In this article, we will cover quant-based mutual funds and how they eliminate human biases from investing decisions.

The story

Technology has come a long way, transforming how we live and work. Thanks to breakthroughs in computing power, machine learning, and AI, we can now process and analyze information at speeds unimaginable a few decades ago.

Investing has also evolved in this landscape, giving rise to Quant-Based Investing—a style defined by data-driven insights and algorithms.

Quant based investing

Quant (quantitative) investing uses complex mathematical models, algorithms, and computer systems to analyze a large set of data and make investment decisions. It follows predetermined rules to make investment decisions with no human involvement.

Think of it as a funnel where investment ideas are filtered based on various parameters, such as financial performance, valuation metrics, or market sentiment.

For example, imagine a fund manager analyzing years of historical data to find patterns. Let’s say a fund manager found that companies with a market value of ₹25,000 crores or more, zero debt, double-digit revenue, and profit growth, and at least 20% market share, have outperformed the Nifty 50 around 80% of the time. Now, this insight becomes the basis for setting up algorithms that a mutual fund, by default, will only invest in companies meeting all these criteria, screening companies and building a portfolio without any human bias or judgments.

While this is an oversimplified example, it gives you a sense of how quant mutual funds work: they rely on data-backed rules and algorithms to pick investments. It lets the numbers do the decision-making!

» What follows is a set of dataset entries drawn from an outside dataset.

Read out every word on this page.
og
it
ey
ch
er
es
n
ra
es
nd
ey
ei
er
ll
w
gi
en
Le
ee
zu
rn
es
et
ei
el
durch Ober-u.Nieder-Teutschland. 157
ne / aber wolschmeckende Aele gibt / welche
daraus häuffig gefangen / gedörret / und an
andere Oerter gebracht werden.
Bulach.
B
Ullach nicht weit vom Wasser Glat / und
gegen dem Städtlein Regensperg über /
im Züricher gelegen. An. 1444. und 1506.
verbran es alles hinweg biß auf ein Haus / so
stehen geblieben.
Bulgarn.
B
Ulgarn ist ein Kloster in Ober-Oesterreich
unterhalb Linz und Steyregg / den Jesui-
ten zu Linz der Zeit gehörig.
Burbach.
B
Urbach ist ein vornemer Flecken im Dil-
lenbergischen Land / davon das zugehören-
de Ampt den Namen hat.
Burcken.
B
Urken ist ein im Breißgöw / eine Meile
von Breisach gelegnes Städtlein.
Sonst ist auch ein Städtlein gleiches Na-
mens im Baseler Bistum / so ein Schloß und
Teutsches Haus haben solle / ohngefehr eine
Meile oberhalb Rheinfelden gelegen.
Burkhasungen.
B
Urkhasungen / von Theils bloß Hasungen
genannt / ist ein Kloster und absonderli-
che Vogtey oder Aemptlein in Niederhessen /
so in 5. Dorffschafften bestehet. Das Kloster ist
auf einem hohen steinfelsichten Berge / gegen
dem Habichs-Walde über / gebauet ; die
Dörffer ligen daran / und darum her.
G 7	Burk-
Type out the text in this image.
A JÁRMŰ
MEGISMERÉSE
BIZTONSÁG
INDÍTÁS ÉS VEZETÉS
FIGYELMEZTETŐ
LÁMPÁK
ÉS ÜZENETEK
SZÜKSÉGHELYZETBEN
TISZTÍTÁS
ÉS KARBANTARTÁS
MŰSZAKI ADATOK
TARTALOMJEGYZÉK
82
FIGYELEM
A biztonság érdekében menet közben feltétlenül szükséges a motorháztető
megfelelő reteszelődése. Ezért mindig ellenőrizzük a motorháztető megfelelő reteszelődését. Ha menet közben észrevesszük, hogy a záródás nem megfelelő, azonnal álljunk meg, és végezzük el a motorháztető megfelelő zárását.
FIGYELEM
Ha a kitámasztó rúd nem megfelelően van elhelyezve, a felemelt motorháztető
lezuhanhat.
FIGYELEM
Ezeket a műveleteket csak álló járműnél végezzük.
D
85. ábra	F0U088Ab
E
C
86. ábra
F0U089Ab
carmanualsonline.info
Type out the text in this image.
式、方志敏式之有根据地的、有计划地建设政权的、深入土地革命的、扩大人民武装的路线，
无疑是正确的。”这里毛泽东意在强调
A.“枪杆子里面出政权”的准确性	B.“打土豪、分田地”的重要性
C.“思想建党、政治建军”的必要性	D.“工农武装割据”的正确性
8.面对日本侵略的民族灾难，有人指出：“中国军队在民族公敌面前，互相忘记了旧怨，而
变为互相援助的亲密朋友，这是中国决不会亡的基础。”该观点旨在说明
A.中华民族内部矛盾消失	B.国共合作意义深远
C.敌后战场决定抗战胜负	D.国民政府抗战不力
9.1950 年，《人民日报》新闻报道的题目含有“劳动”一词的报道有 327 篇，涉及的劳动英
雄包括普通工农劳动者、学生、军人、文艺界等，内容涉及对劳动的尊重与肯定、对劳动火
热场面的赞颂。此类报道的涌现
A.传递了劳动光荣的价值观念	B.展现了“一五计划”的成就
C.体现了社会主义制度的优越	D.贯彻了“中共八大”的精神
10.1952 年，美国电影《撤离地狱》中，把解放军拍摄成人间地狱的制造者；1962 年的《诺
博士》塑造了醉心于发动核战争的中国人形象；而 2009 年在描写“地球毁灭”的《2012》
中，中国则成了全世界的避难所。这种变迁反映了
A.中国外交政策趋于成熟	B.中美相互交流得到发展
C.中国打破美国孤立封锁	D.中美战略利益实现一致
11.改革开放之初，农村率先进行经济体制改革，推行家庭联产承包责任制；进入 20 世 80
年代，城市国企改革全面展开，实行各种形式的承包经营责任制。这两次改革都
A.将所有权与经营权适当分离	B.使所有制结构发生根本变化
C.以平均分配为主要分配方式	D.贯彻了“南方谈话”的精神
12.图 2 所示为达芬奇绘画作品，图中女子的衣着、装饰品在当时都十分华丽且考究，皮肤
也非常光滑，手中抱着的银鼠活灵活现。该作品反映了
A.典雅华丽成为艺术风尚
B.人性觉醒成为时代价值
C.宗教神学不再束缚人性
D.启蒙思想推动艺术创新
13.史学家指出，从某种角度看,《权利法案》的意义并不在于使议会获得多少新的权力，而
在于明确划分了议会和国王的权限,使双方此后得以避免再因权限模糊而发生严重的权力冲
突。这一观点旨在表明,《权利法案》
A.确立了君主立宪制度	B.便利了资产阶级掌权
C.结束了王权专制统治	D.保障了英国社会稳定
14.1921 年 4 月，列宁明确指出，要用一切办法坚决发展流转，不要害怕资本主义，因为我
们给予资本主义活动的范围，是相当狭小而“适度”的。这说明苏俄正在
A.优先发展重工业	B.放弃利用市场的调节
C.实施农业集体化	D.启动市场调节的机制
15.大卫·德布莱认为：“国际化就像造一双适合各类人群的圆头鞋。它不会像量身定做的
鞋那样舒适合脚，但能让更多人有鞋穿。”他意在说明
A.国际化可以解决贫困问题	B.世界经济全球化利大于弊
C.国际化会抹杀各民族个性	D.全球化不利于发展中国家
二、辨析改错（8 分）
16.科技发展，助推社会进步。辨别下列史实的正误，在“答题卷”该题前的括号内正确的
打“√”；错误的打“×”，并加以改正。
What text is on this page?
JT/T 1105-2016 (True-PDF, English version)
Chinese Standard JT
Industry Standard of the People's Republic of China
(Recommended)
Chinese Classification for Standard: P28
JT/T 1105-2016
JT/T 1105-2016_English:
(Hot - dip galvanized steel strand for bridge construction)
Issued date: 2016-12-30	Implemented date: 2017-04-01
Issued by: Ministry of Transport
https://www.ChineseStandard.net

It is both–a part active and a part passive style fund. Fund managers play an active role in developing mathematical and statistical models to set up rules and algorithms while these rules act as ‘instructions’ the fund must follow.

Key Advantages of Quant-Based Investing

1. Objectivity:
Quant funds follow strict mathematical models, which means decisions are purely data-based and unaffected by emotions or personal bias.

2. Quick, Efficient Processing:
The power to analyze vast amounts of data at incredible speeds enables the analysis of substantial real-time data to uncover hidden insights in data.

3. Transparent and Tested:
Quant models are clear-cut, transparent, and can be tested on historical data. This gives investors a good idea of how the model might perform in the future.

Disadvantages of Quant-Based Investing

Model Risk:
The model performing well on past data could perform poorly when presented with new events. So these funds could struggle if market conditions suddenly change.

Data Quality:
The success of a quantitative strategy relies heavily on using high-quality, up-to-date data. Even small data errors can have a major impact on the strategy’s performance.

To conclude

The oldest fund in this category is the Nippon India Quant Fund, launched in February 2005. It has delivered 13.77% returns in the past ten years, while the BSE 500 Index (the benchmark) has delivered 14.26% returns for the same period.

Currently, in India, there are about 10 mutual fund schemes following quant-based investing, with nine of them launched only after 2018. Given the limited data, it’s still unclear if these funds could be a good addition to a portfolio at this stage.

Will it bring a significant change in the investing industry? Only time will tell.